Publié le 11 février 2024 03:51:00. L’état du système de santé colombien suscite de vives inquiétudes. La Table nationale des associations d’usagers de la santé alerte sur un risque imminent d’aggravation de la crise humanitaire, dénonçant des mesures gouvernementales qui pourraient bouleverser l’organisation actuelle du secteur.
- La Table nationale des associations d’usagers de la santé craint un transfert massif de plus de 6,6 millions d’utilisateurs entre les Entités promotrices de santé (EPS).
- L’organisation dénonce une potentielle violation du droit au libre choix de l’EPS, les transferts étant envisagés de manière automatique vers des entités sous intervention étatique.
- Des inquiétudes sont exprimées quant à l’interruption possible des traitements pour les patients atteints de maladies chroniques ou nécessitant des soins spécifiques.

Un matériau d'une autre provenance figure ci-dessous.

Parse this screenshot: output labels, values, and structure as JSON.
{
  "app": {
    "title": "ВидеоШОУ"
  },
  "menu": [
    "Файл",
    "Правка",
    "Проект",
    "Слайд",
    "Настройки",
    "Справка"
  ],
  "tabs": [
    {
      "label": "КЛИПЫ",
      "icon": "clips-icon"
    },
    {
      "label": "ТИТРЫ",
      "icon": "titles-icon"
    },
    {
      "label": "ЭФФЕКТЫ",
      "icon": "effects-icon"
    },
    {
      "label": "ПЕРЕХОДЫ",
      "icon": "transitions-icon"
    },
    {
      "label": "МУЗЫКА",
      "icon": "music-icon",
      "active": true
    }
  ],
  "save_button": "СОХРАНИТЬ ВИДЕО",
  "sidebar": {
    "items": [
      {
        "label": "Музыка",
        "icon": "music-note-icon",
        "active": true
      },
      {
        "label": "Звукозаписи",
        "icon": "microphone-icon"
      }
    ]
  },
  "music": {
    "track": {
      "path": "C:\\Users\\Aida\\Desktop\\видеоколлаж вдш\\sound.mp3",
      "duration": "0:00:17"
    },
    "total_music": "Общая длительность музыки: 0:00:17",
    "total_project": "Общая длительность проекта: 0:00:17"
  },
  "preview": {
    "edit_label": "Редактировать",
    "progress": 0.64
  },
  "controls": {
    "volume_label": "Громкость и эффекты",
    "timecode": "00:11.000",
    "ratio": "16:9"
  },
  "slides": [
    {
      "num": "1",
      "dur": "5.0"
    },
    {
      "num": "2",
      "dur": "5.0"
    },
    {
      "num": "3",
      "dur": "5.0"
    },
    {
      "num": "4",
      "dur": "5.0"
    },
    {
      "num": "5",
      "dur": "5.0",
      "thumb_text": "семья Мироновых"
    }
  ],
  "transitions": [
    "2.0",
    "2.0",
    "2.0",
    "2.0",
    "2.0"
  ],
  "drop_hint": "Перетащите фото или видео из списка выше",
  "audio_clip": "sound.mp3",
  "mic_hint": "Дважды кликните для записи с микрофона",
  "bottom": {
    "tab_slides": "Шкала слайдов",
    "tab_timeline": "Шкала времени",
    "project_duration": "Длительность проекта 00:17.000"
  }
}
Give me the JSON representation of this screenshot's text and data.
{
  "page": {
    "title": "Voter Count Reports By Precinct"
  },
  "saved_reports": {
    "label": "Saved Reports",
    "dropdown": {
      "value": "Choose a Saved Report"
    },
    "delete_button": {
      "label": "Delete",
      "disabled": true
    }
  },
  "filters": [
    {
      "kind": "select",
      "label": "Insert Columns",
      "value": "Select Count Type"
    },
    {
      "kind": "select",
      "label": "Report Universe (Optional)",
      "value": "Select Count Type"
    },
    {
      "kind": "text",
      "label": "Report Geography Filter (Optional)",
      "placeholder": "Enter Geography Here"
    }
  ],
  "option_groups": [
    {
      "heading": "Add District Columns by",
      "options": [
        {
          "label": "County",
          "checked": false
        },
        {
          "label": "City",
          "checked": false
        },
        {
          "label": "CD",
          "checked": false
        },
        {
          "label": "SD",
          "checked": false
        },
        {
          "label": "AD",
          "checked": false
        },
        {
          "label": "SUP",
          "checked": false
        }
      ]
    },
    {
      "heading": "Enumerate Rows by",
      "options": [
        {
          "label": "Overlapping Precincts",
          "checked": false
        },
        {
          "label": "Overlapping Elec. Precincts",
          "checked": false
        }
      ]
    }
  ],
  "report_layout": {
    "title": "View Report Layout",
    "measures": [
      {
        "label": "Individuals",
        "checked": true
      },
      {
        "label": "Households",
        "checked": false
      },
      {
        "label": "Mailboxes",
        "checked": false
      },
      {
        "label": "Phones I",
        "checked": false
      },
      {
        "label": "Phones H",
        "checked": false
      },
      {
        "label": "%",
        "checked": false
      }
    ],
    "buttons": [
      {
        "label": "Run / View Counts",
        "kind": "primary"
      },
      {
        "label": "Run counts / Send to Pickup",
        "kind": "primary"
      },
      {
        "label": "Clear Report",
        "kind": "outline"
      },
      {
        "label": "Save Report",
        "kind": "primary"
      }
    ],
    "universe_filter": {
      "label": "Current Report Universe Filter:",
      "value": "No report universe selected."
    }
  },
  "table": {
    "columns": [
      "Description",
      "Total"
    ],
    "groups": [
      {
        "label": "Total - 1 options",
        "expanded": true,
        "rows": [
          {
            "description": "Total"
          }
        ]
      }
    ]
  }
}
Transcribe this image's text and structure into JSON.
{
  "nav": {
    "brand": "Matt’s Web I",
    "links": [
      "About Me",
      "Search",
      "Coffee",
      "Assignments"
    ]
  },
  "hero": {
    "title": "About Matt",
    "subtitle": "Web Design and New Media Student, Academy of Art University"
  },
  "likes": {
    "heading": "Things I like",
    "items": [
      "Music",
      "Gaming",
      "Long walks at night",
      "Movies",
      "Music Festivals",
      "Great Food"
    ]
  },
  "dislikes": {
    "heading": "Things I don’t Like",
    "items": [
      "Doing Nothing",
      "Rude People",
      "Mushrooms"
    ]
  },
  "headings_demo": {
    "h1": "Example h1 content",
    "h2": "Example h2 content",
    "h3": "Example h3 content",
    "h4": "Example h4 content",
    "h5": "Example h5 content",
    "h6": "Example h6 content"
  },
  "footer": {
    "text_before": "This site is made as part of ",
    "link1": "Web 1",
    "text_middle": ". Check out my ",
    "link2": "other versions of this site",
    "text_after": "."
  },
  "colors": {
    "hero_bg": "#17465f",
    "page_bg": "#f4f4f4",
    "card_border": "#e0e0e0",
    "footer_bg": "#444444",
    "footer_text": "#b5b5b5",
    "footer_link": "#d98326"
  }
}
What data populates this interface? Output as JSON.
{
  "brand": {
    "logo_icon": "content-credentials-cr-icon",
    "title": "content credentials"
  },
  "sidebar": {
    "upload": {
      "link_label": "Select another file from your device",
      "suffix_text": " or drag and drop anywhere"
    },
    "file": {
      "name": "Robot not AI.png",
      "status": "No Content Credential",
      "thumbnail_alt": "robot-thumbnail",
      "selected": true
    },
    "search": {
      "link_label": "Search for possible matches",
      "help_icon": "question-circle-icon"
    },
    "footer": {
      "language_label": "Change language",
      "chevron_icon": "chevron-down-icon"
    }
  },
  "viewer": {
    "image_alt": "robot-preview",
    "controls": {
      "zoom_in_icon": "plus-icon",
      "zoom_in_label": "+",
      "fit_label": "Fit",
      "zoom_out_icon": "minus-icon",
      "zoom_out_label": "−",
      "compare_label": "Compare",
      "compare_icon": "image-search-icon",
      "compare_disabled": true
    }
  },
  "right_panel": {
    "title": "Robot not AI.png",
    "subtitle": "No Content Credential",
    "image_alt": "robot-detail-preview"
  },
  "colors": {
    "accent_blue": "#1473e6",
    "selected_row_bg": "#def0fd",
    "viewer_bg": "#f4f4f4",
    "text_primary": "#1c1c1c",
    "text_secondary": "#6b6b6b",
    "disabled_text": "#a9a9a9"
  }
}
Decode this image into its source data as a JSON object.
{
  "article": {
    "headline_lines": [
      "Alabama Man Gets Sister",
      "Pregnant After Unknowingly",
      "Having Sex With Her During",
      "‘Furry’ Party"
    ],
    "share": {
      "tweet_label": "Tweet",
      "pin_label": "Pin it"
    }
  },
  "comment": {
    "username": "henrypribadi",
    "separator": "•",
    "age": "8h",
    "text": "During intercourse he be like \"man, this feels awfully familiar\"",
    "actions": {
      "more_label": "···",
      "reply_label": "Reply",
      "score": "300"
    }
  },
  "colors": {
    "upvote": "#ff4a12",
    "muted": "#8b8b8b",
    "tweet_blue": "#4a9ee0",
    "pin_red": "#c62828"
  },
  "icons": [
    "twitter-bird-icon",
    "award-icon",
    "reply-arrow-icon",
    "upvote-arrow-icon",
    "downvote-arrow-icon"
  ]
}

La Table nationale des associations d’usagers de la santé (TNAPS) a lancé une alerte publique aux autorités de contrôle, estimant que les récentes décisions administratives du ministère de la Santé pourraient précipiter une crise humanitaire au sein du système de santé colombien. Selon la TNAPS, les documents actuellement soumis à consultation publique révèlent l’intention du gouvernement du président Gustavo Petro d’adopter un décret modifiant en profondeur le fonctionnement des EPS.
Ce projet de décret prévoit notamment la mise en place d’un processus d’autorisation des EPS basé sur des critères territoriaux. La TNAPS souligne que cette initiative pourrait avoir des conséquences majeures sur l’accès aux soins et sur le respect des droits fondamentaux des patients. L’organisation craint que cette réforme ne conduise à une dégradation de la qualité des services et à une augmentation des inégalités en matière de santé.
L’un des aspects les plus préoccupants de cette réforme est le transfert massif de 6 606 371 utilisateurs entre différentes EPS. Plus de 3,1 millions de membres seraient transférés à la Nouvelle EPS, 289 262 à Savia Salud et 533 429 à l’EPS SOS, parmi d’autres mouvements similaires. La TNAPS dénonce une violation du droit au libre choix de l’EPS, car ces transferts seraient imposés aux usagers sans possibilité d’opter pour un autre assureur.
L’organisation met en garde contre le fait que les EPS qui recevraient le plus grand nombre d’utilisateurs sont précisément celles qui font l’objet d’une intervention de l’État. Elle rappelle que le Contrôleur général de la République et le gouvernement lui-même ont reconnu que ces entités n’avaient pas réussi à améliorer significativement la qualité des soins prodigués.
Un tel transfert massif pourrait également entraîner des interruptions de traitement pour les patients atteints de maladies chroniques, de cancers, de maladies rares ou nécessitant des soins particuliers. La TNAPS prévient que ces changements structurels pourraient avoir des conséquences graves et irréversibles sur la santé et la vie de milliers de personnes. Elle évoque également le risque de voir se reproduire le phénomène dit « chu, chu, chu », où des assureurs, manquant de ressources financières et administratives, se verraient submergés par une charge de morbidité importante, ce qui se traduirait par un accès limité aux soins et des frais supplémentaires pour les usagers.
La TNAPS a lancé un appel urgent à ne pas adopter de décisions qui aggraveraient la crise sanitaire actuelle, et a insisté sur la nécessité de respecter les décisions de la Cour constitutionnelle et de garantir le droit fondamental à la santé de tous les Colombiens.
Le ministère de la Santé a réagi en affirmant que le projet de décret concernant les mécanismes différentiels de fonctionnement de l’assurance avec une approche populationnelle et territoriale « ne prévoit pas de transferts indiscriminés ou automatiques d’affiliés ». Il a également précisé que « tout processus d’affiliation qui pourrait être mis en œuvre se fera sur la base de critères techniques, de manière progressive et avec des garanties visant à protéger la continuité de l’assurance et des soins de santé pour la population ».
L’entité a ajouté que « l’objectif central du projet réglementaire est de protéger le droit fondamental à la santé, de garantir la continuité de l’assurance et de renforcer la viabilité technique et financière du système général de sécurité sociale de santé, par l’adoption de critères objectifs de planification territoriale et démographique de l’assurance ».